Tiger Woods sued after bartender at his restaurant was allegedly overserved and later died in a drunk-driving accident
Professional golfer Tiger Woods is now being sued after a bartender at his restaurant in Florida died in a drunk driving accident following a night of drinking heavily. According to the lawsuit that was filed by the man's family in Palm Beach, Nicholas Immesberger had finished his shift at The Woods in Jupiter on December 10, 2018, shortly before 6 p.m. He decided to, however, stay back for some time and have a few drinks.
WPTV reported that according to the suit, he was served alcohol to the point of "severe intoxication". Only a few hours later, Immesberger had been on the way back home but met with a fatal accident. His blood alcohol level was reportedly .256, which is more than three times the legal limit, according to the lawsuit.

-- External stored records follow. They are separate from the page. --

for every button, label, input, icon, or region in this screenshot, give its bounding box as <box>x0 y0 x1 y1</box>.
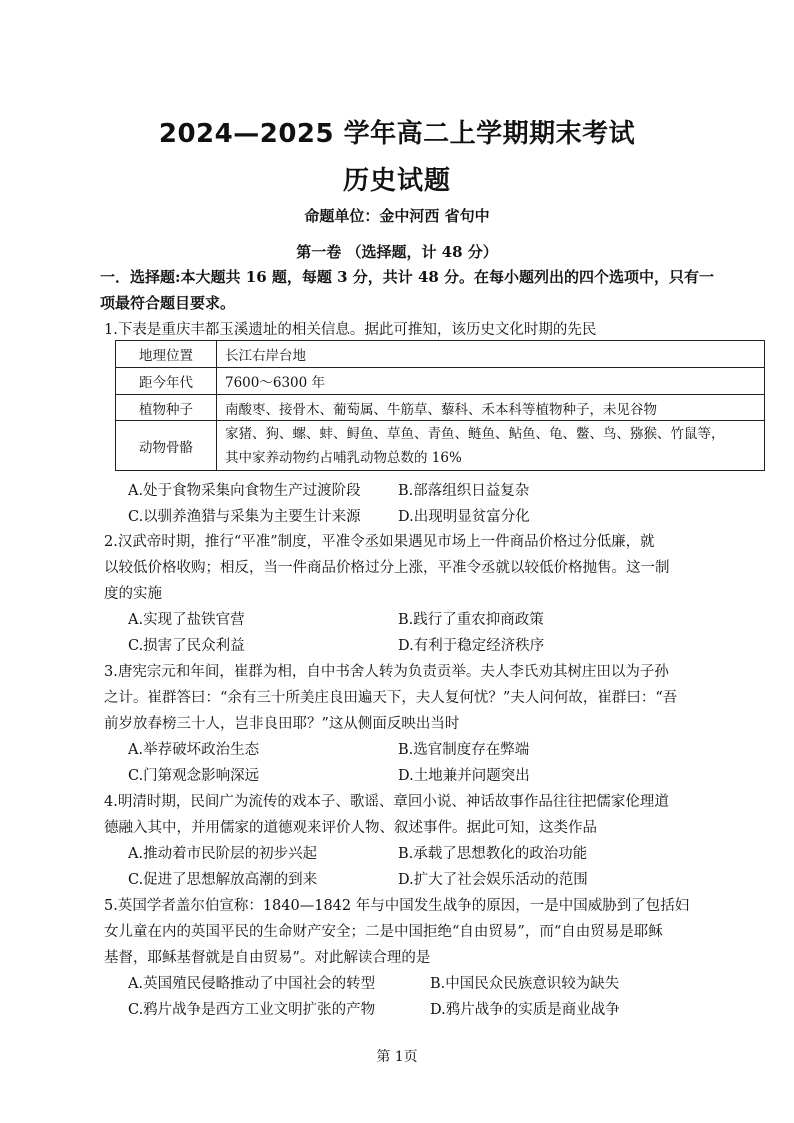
table-row <box>116 421 765 471</box>
q5-stem-line3: 基督，耶稣基督就是自由贸易”。对此解读合理的是 <box>104 950 431 966</box>
table-cell-value <box>217 421 765 471</box>
q2-stem-line3: 度的实施 <box>104 586 162 602</box>
table-row <box>116 368 765 395</box>
q1-option-a: A.处于食物采集向食物生产过渡阶段 <box>128 483 361 499</box>
table-cell-key: 距今年代 <box>116 368 217 395</box>
q5-option-d: D.鸦片战争的实质是商业战争 <box>430 1002 620 1018</box>
table-cell-value: 7600～6300 年 <box>217 368 765 395</box>
q3-option-a: A.举荐破坏政治生态 <box>128 742 260 758</box>
table-cell-value: 南酸枣、接骨木、葡萄属、牛筋草、藜科、禾本科等植物种子，未见谷物 <box>217 395 765 421</box>
q4-stem-line1: 4.明清时期，民间广为流传的戏本子、歌谣、章回小说、神话故事作品往往把儒家伦理道 <box>104 794 669 810</box>
q1-option-c: C.以驯养渔猎与采集为主要生计来源 <box>128 509 361 525</box>
q5-option-a: A.英国殖民侵略推动了中国社会的转型 <box>128 976 376 992</box>
q4-option-d: D.扩大了社会娱乐活动的范围 <box>398 872 588 888</box>
q4-stem-line2: 德融入其中，并用儒家的道德观来评价人物、叙述事件。据此可知，这类作品 <box>104 820 597 836</box>
table-cell-value: 长江右岸台地 <box>217 341 765 368</box>
q2-stem-line2: 以较低价格收购；相反，当一件商品价格过分上涨，平准令丞就以较低价格抛售。这一制 <box>104 560 670 576</box>
table-cell-key: 地理位置 <box>116 341 217 368</box>
q3-option-b: B.选官制度存在弊端 <box>398 742 530 758</box>
q3-stem-line2: 之计。崔群答曰：“余有三十所美庄良田遍天下，夫人复何忧？”夫人问何故，崔群曰：“吾 <box>104 690 678 706</box>
table-cell-key: 植物种子 <box>116 395 217 421</box>
q5-option-b: B.中国民众民族意识较为缺失 <box>430 976 620 992</box>
q3-stem-line3: 前岁放春榜三十人，岂非良田耶？”这从侧面反映出当时 <box>104 716 460 732</box>
q2-option-d: D.有利于稳定经济秩序 <box>398 638 545 654</box>
q2-option-c: C.损害了民众利益 <box>128 638 245 654</box>
page-number: 第 1页 <box>376 1049 418 1065</box>
section-instructions-line2: 项最符合题目要求。 <box>100 294 236 312</box>
q2-option-b: B.践行了重农抑商政策 <box>398 612 544 628</box>
table-cell-key: 动物骨骼 <box>116 421 217 471</box>
exam-title: 2024—2025 学年高二上学期期末考试 <box>158 119 636 149</box>
q4-option-a: A.推动着市民阶层的初步兴起 <box>128 846 318 862</box>
q4-option-b: B.承载了思想教化的政治功能 <box>398 846 588 862</box>
q4-option-c: C.促进了思想解放高潮的到来 <box>128 872 318 888</box>
q1-info-table <box>115 340 765 471</box>
subject-title: 历史试题 <box>342 166 451 196</box>
q3-option-c: C.门第观念影响深远 <box>128 768 260 784</box>
q2-option-a: A.实现了盐铁官营 <box>128 612 245 628</box>
q5-stem-line2: 女儿童在内的英国平民的生命财产安全；二是中国拒绝“自由贸易”，而“自由贸易是耶稣 <box>104 924 663 940</box>
volume-heading: 第一卷 （选择题，计 48 分） <box>296 243 498 261</box>
q3-stem-line1: 3.唐宪宗元和年间，崔群为相，自中书舍人转为负责贡举。夫人李氏劝其树庄田以为子孙 <box>104 664 669 680</box>
q2-stem-line1: 2.汉武帝时期，推行“平准”制度，平准令丞如果遇见市场上一件商品价格过分低廉，就 <box>104 534 655 550</box>
table-row <box>116 341 765 368</box>
q1-stem: 1.下表是重庆丰都玉溪遗址的相关信息。据此可推知，该历史文化时期的先民 <box>104 322 597 338</box>
q5-option-c: C.鸦片战争是西方工业文明扩张的产物 <box>128 1002 376 1018</box>
q5-stem-line1: 5.英国学者盖尔伯宣称：1840—1842 年与中国发生战争的原因，一是中国威胁到了包括妇 <box>104 898 690 914</box>
author-unit: 命题单位：金中河西 省句中 <box>304 207 490 225</box>
table-row <box>116 395 765 421</box>
q1-option-d: D.出现明显贫富分化 <box>398 509 530 525</box>
q3-option-d: D.土地兼并问题突出 <box>398 768 530 784</box>
section-instructions-line1: 一．选择题:本大题共 16 题，每题 3 分，共计 48 分。在每小题列出的四个选项中，只有一 <box>100 268 715 286</box>
q1-option-b: B.部落组织日益复杂 <box>398 483 530 499</box>
table-cell-value-line1: 家猪、狗、螺、蚌、鲟鱼、草鱼、青鱼、鲢鱼、鲇鱼、龟、鳖、鸟、猕猴、竹鼠等， <box>225 425 725 442</box>
table-cell-value-line2: 其中家养动物约占哺乳动物总数的 16% <box>225 449 462 466</box>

The complaint can be viewed here.
The Palm Beach Post also reported that Immesberger was not wearing a seatbelt at the time of the incident. The 24-year-old was pronounced dead at the scene. Immesberger's parents are now blaming 43-year-old Woods and his girlfriend Erica Herman, who is the general manager of the restaurant.
They claim that the couple knew that their son had been battling alcoholism. TMZ reported that the family now says that Woods is being directly sued because he "was directly responsible for ensuring that his employees and management … were not overserving its employees/customers". The devastated family is also demanding that they are compensated for medical and funeral expenses.
Immesberger had been a local football star, according to the Palm Beach Post. He used to play running back at Berean, on Okeechobee Boulevard and also played fullback in 2013 at Bridgewater College in western Virginia.
The news of the lawsuit comes only days after President Trump awarded Woods, who recently secured his 5th Masters Tournament win, with the Presidential Medal of Freedom. According to the White House, the medal, which is the highest civilian honor in the country, is given to those who show "an especially meritorious contribution to the security or national interests of the United States, world peace, cultural or other significant public or private endeavors".